Today’s advice is extreme, but oddly enough, in both of my serious relationships, the guys considered this career path. Ladies, if you man ever suggests the idea that working on a research vessel in Antarctica seems like a fun idea- get ready for the boy to run. Any man who finds a job description that includes the statement below enjoyable, is a King of the Commitmentphobics.

“Contact with friends, family, loved ones is at a minimum; occurring mostly through e-mail transmitted by satellite. As the satellite time is costly, messages must be kept small and no attachments (pictures or similar) can to be transmitted except in emergencies and only with approval from the expedition leader. Telephone calls using Iridium phones are possible, but are limited.”

It’s hard to believe that both of the men in my life seriously read a job description with these statements and found it attractive enough to apply for the job. But yes, it’s true, I have only been in relationships with men that were attracted to the idea of sailing off to an uninhabited, freezing cold island where they could be in near isolation from the outside world. This is a red flag; no, this is an entire field of red flags waving in the breeze with a neon sign in the middle that flashes “NO FUTURE”. If you thought long distance relationships were hard, imagine one that only included two sentence emails every few weeks.

It may be a weird question to work into my first date routines, but the question “Would you ever consider applying to a job in Antarctica?” is becoming my ultimate weed-out question. If they say yes, there will be no date number two. Because men who are looking for adventure and to escape from the world, will eventually be looking for an escape from you.

Thursday, September 1, 2011

September My Saviour Has Failed Me

August was not a good month for me. In fact, it was a horrible month. There was a lot of crying, questionable hygiene, and on one really low night cheesecake for dinner followed by a wine/Nyquil night cap (not my proudest moment!). A large part of my downward spiral had to do with a boy. (Wait, no one saw that one coming did they? Women never turn to crying, complex carbohydrates, and liquor to ease the pain of their broken heart). For the first time, I was dating a man who had everything on my checklist and I was crazy about him. In hindsight, I should add emotional availability and no fear of commitment to my checklist. After a weekend trip to Virginia, he dropped me back home, hugged me, and told me to have a great week. I never saw him again. I even googled his obituary, but I believe he is still alive.

With the happy dating life gone, I sunk into a depression and realized I was generally unhappy with the overall direction of my life. But with the end of August approaching, I took a Pollyanna like approach to September. September was going to be my month: a New Year’s four months early. I created the usual lofty goals of eating better, working out more, figuring my life, getting my shit together, doing more activities, etc.

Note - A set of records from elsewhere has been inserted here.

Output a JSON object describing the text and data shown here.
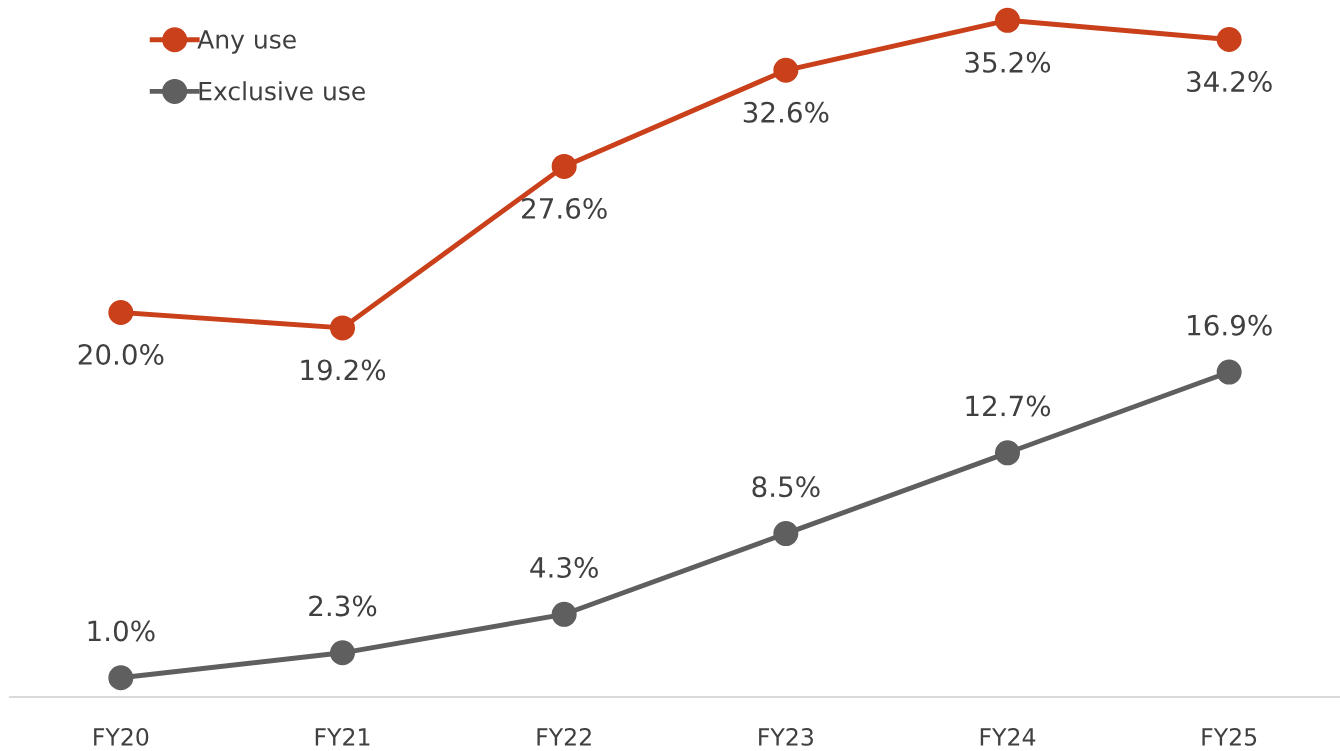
{
  "chart_data": {
    "type": "line",
    "categories": [
      "FY20",
      "FY21",
      "FY22",
      "FY23",
      "FY24",
      "FY25"
    ],
    "series": [
      {
        "name": "Any use",
        "color": "#c9401a",
        "values": [
          20.0,
          19.2,
          27.6,
          32.6,
          35.2,
          34.2
        ],
        "value_labels": [
          "20.0%",
          "19.2%",
          "27.6%",
          "32.6%",
          "35.2%",
          "34.2%"
        ]
      },
      {
        "name": "Exclusive use",
        "color": "#5f5f5f",
        "values": [
          1.0,
          2.3,
          4.3,
          8.5,
          12.7,
          16.9
        ],
        "value_labels": [
          "1.0%",
          "2.3%",
          "4.3%",
          "8.5%",
          "12.7%",
          "16.9%"
        ]
      }
    ],
    "marker": "circle",
    "line_style": "solid",
    "legend": "top left",
    "grid": false
  }
}
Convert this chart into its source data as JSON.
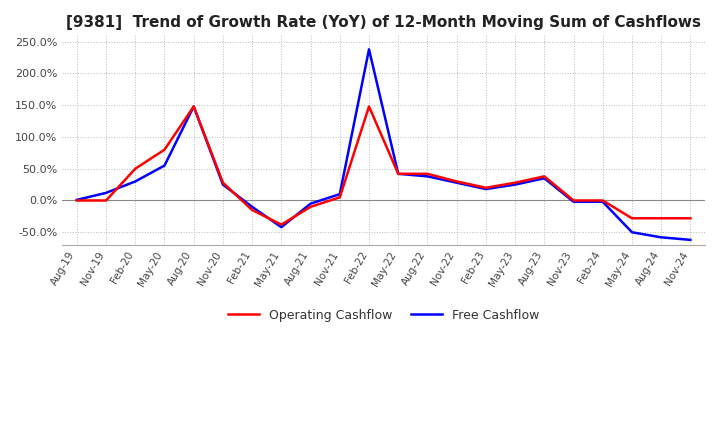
{
  "title": "[9381]  Trend of Growth Rate (YoY) of 12-Month Moving Sum of Cashflows",
  "title_fontsize": 11,
  "ylim": [
    -70,
    260
  ],
  "yticks": [
    -50,
    0,
    50,
    100,
    150,
    200,
    250
  ],
  "background_color": "#ffffff",
  "grid_color": "#bbbbbb",
  "operating_color": "#ff0000",
  "free_color": "#0000ff",
  "legend_labels": [
    "Operating Cashflow",
    "Free Cashflow"
  ],
  "x_labels": [
    "Aug-19",
    "Nov-19",
    "Feb-20",
    "May-20",
    "Aug-20",
    "Nov-20",
    "Feb-21",
    "May-21",
    "Aug-21",
    "Nov-21",
    "Feb-22",
    "May-22",
    "Aug-22",
    "Nov-22",
    "Feb-23",
    "May-23",
    "Aug-23",
    "Nov-23",
    "Feb-24",
    "May-24",
    "Aug-24",
    "Nov-24"
  ],
  "operating_cashflow": [
    0.0,
    0.0,
    50.0,
    80.0,
    148.0,
    28.0,
    -15.0,
    -38.0,
    -10.0,
    5.0,
    148.0,
    42.0,
    42.0,
    30.0,
    20.0,
    28.0,
    38.0,
    0.0,
    0.0,
    -28.0,
    -28.0,
    -28.0
  ],
  "free_cashflow": [
    1.0,
    12.0,
    30.0,
    55.0,
    148.0,
    25.0,
    -10.0,
    -42.0,
    -5.0,
    10.0,
    238.0,
    42.0,
    38.0,
    28.0,
    18.0,
    25.0,
    35.0,
    -2.0,
    -2.0,
    -50.0,
    -58.0,
    -62.0
  ]
}
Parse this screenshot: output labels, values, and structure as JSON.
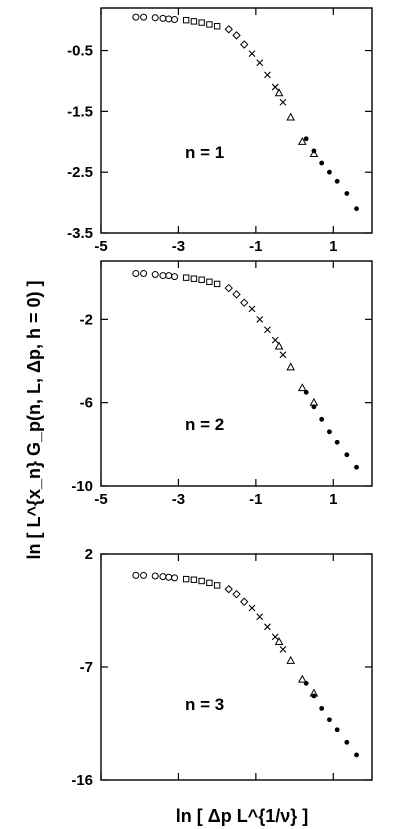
{
  "chart_data": [
    {
      "type": "scatter",
      "panel_label": "n = 1",
      "ylabel": "ln [ L^{x_n} G_p(n, L, Δp, h = 0) ]",
      "xlabel": "",
      "xlim": [
        -5,
        2
      ],
      "ylim": [
        -3.5,
        0.2
      ],
      "x_ticks": [
        "-5",
        "-3",
        "-1",
        "1"
      ],
      "y_ticks": [
        "-0.5",
        "-1.5",
        "-2.5",
        "-3.5"
      ],
      "x_tick_values": [
        -5,
        -3,
        -1,
        1
      ],
      "y_tick_values": [
        -0.5,
        -1.5,
        -2.5,
        -3.5
      ],
      "series": [
        {
          "marker": "circle",
          "x": [
            -4.1,
            -3.9,
            -3.6,
            -3.4,
            -3.25,
            -3.1
          ],
          "y": [
            0.05,
            0.05,
            0.04,
            0.03,
            0.02,
            0.01
          ]
        },
        {
          "marker": "square",
          "x": [
            -2.8,
            -2.6,
            -2.4,
            -2.2,
            -2.0
          ],
          "y": [
            0.0,
            -0.02,
            -0.04,
            -0.07,
            -0.1
          ]
        },
        {
          "marker": "diamond",
          "x": [
            -1.7,
            -1.5,
            -1.3
          ],
          "y": [
            -0.15,
            -0.25,
            -0.4
          ]
        },
        {
          "marker": "x",
          "x": [
            -1.1,
            -0.9,
            -0.7,
            -0.5,
            -0.3
          ],
          "y": [
            -0.55,
            -0.7,
            -0.9,
            -1.1,
            -1.35
          ]
        },
        {
          "marker": "triangle",
          "x": [
            -0.4,
            -0.1,
            0.2,
            0.5
          ],
          "y": [
            -1.2,
            -1.6,
            -2.0,
            -2.2
          ]
        },
        {
          "marker": "dot",
          "x": [
            0.3,
            0.5,
            0.7,
            0.9,
            1.1,
            1.35,
            1.6
          ],
          "y": [
            -1.95,
            -2.15,
            -2.35,
            -2.5,
            -2.65,
            -2.85,
            -3.1
          ]
        }
      ]
    },
    {
      "type": "scatter",
      "panel_label": "n = 2",
      "xlabel": "",
      "ylabel": "",
      "xlim": [
        -5,
        2
      ],
      "ylim": [
        -10,
        0.8
      ],
      "x_ticks": [
        "-5",
        "-3",
        "-1",
        "1"
      ],
      "y_ticks": [
        "-2",
        "-6",
        "-10"
      ],
      "x_tick_values": [
        -5,
        -3,
        -1,
        1
      ],
      "y_tick_values": [
        -2,
        -6,
        -10
      ],
      "series": [
        {
          "marker": "circle",
          "x": [
            -4.1,
            -3.9,
            -3.6,
            -3.4,
            -3.25,
            -3.1
          ],
          "y": [
            0.2,
            0.2,
            0.15,
            0.1,
            0.1,
            0.05
          ]
        },
        {
          "marker": "square",
          "x": [
            -2.8,
            -2.6,
            -2.4,
            -2.2,
            -2.0
          ],
          "y": [
            0.0,
            -0.05,
            -0.1,
            -0.2,
            -0.3
          ]
        },
        {
          "marker": "diamond",
          "x": [
            -1.7,
            -1.5,
            -1.3
          ],
          "y": [
            -0.5,
            -0.8,
            -1.2
          ]
        },
        {
          "marker": "x",
          "x": [
            -1.1,
            -0.9,
            -0.7,
            -0.5,
            -0.3
          ],
          "y": [
            -1.5,
            -2.0,
            -2.5,
            -3.0,
            -3.7
          ]
        },
        {
          "marker": "triangle",
          "x": [
            -0.4,
            -0.1,
            0.2,
            0.5
          ],
          "y": [
            -3.3,
            -4.3,
            -5.3,
            -6.0
          ]
        },
        {
          "marker": "dot",
          "x": [
            0.3,
            0.5,
            0.7,
            0.9,
            1.1,
            1.35,
            1.6
          ],
          "y": [
            -5.5,
            -6.2,
            -6.8,
            -7.4,
            -7.9,
            -8.5,
            -9.1
          ]
        }
      ]
    },
    {
      "type": "scatter",
      "panel_label": "n = 3",
      "xlabel": "ln [ Δp L^{1/ν} ]",
      "ylabel": "",
      "xlim": [
        -5,
        2
      ],
      "ylim": [
        -16,
        2
      ],
      "x_ticks": [],
      "y_ticks": [
        "2",
        "-7",
        "-16"
      ],
      "x_tick_values": [
        -5,
        -3,
        -1,
        1
      ],
      "y_tick_values": [
        2,
        -7,
        -16
      ],
      "series": [
        {
          "marker": "circle",
          "x": [
            -4.1,
            -3.9,
            -3.6,
            -3.4,
            -3.25,
            -3.1
          ],
          "y": [
            0.3,
            0.3,
            0.25,
            0.2,
            0.15,
            0.1
          ]
        },
        {
          "marker": "square",
          "x": [
            -2.8,
            -2.6,
            -2.4,
            -2.2,
            -2.0
          ],
          "y": [
            0.0,
            -0.05,
            -0.15,
            -0.3,
            -0.5
          ]
        },
        {
          "marker": "diamond",
          "x": [
            -1.7,
            -1.5,
            -1.3
          ],
          "y": [
            -0.8,
            -1.2,
            -1.8
          ]
        },
        {
          "marker": "x",
          "x": [
            -1.1,
            -0.9,
            -0.7,
            -0.5,
            -0.3
          ],
          "y": [
            -2.3,
            -3.0,
            -3.8,
            -4.6,
            -5.6
          ]
        },
        {
          "marker": "triangle",
          "x": [
            -0.4,
            -0.1,
            0.2,
            0.5
          ],
          "y": [
            -5.0,
            -6.5,
            -8.0,
            -9.1
          ]
        },
        {
          "marker": "dot",
          "x": [
            0.3,
            0.5,
            0.7,
            0.9,
            1.1,
            1.35,
            1.6
          ],
          "y": [
            -8.3,
            -9.3,
            -10.3,
            -11.2,
            -12.0,
            -13.0,
            -14.0
          ]
        }
      ]
    }
  ]
}
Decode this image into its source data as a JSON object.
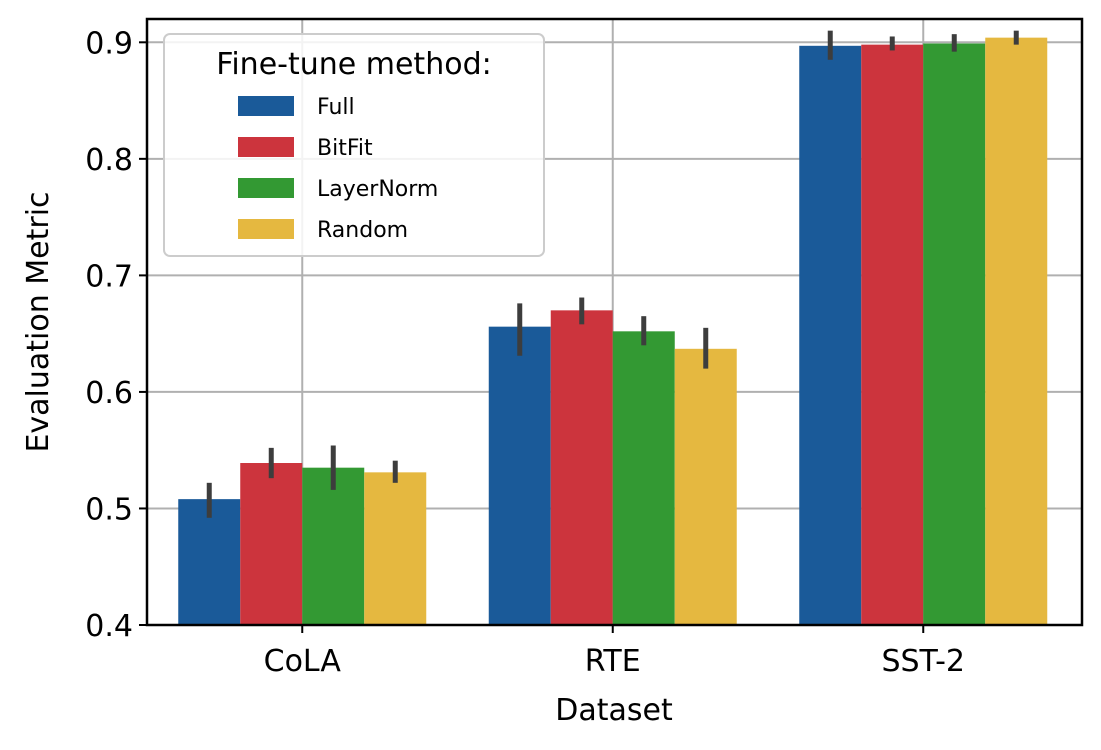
{
  "chart_data": {
    "type": "bar",
    "xlabel": "Dataset",
    "ylabel": "Evaluation Metric",
    "categories": [
      "CoLA",
      "RTE",
      "SST-2"
    ],
    "ylim": [
      0.4,
      0.92
    ],
    "yticks": [
      0.4,
      0.5,
      0.6,
      0.7,
      0.8,
      0.9
    ],
    "ytick_labels": [
      "0.4",
      "0.5",
      "0.6",
      "0.7",
      "0.8",
      "0.9"
    ],
    "grid": true,
    "legend": {
      "title": "Fine-tune method:",
      "placement": "top-left"
    },
    "series": [
      {
        "name": "Full",
        "color": "#1a5a99",
        "values": [
          0.508,
          0.656,
          0.897
        ],
        "err_low": [
          0.492,
          0.631,
          0.885
        ],
        "err_high": [
          0.522,
          0.676,
          0.91
        ]
      },
      {
        "name": "BitFit",
        "color": "#cc343d",
        "values": [
          0.539,
          0.67,
          0.898
        ],
        "err_low": [
          0.526,
          0.658,
          0.893
        ],
        "err_high": [
          0.552,
          0.681,
          0.905
        ]
      },
      {
        "name": "LayerNorm",
        "color": "#339933",
        "values": [
          0.535,
          0.652,
          0.899
        ],
        "err_low": [
          0.516,
          0.64,
          0.892
        ],
        "err_high": [
          0.554,
          0.665,
          0.907
        ]
      },
      {
        "name": "Random",
        "color": "#e5b840",
        "values": [
          0.531,
          0.637,
          0.904
        ],
        "err_low": [
          0.522,
          0.62,
          0.898
        ],
        "err_high": [
          0.541,
          0.655,
          0.91
        ]
      }
    ]
  }
}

Today was the start of September: the month meant to save me; the month of promise and renewal; my month. But let us not forget, this is Cherry we are talking about and I have bizarrely horrendous luck. I woke this morning at 4 am and had an almost two hour bout of insomnia, where in a weak, sleep-deprived delirium, my mind replayed my relationship with the man I swore to stop thinking about. I finally feel asleep twenty minutes before my alarm went off. So, of course when it went off, I ignored it and overslept 40 minutes (one of my new goals was to get up on time). I finally got up and after a vigorous session of oral hygiene, in which I was too overzealous in the tongue cleaning, I threw up a dozen times. It was there staring back at my neon yellow vile, I had the horrible realization that September may not be savior after all. My social evening plans with a friend were cancelled, leaving me alone with a large plate of Rice Krispy treats I made for the occasion. They were my dinner (there goes the eating healthy). All in all, the first day of my September renewal failed me terribly. But just when I was about to give up, the musical iPod shuffle gods reminded me to “Don’t Stop Believing”. Ok, Journey, I trust you! Bring it on September 2nd.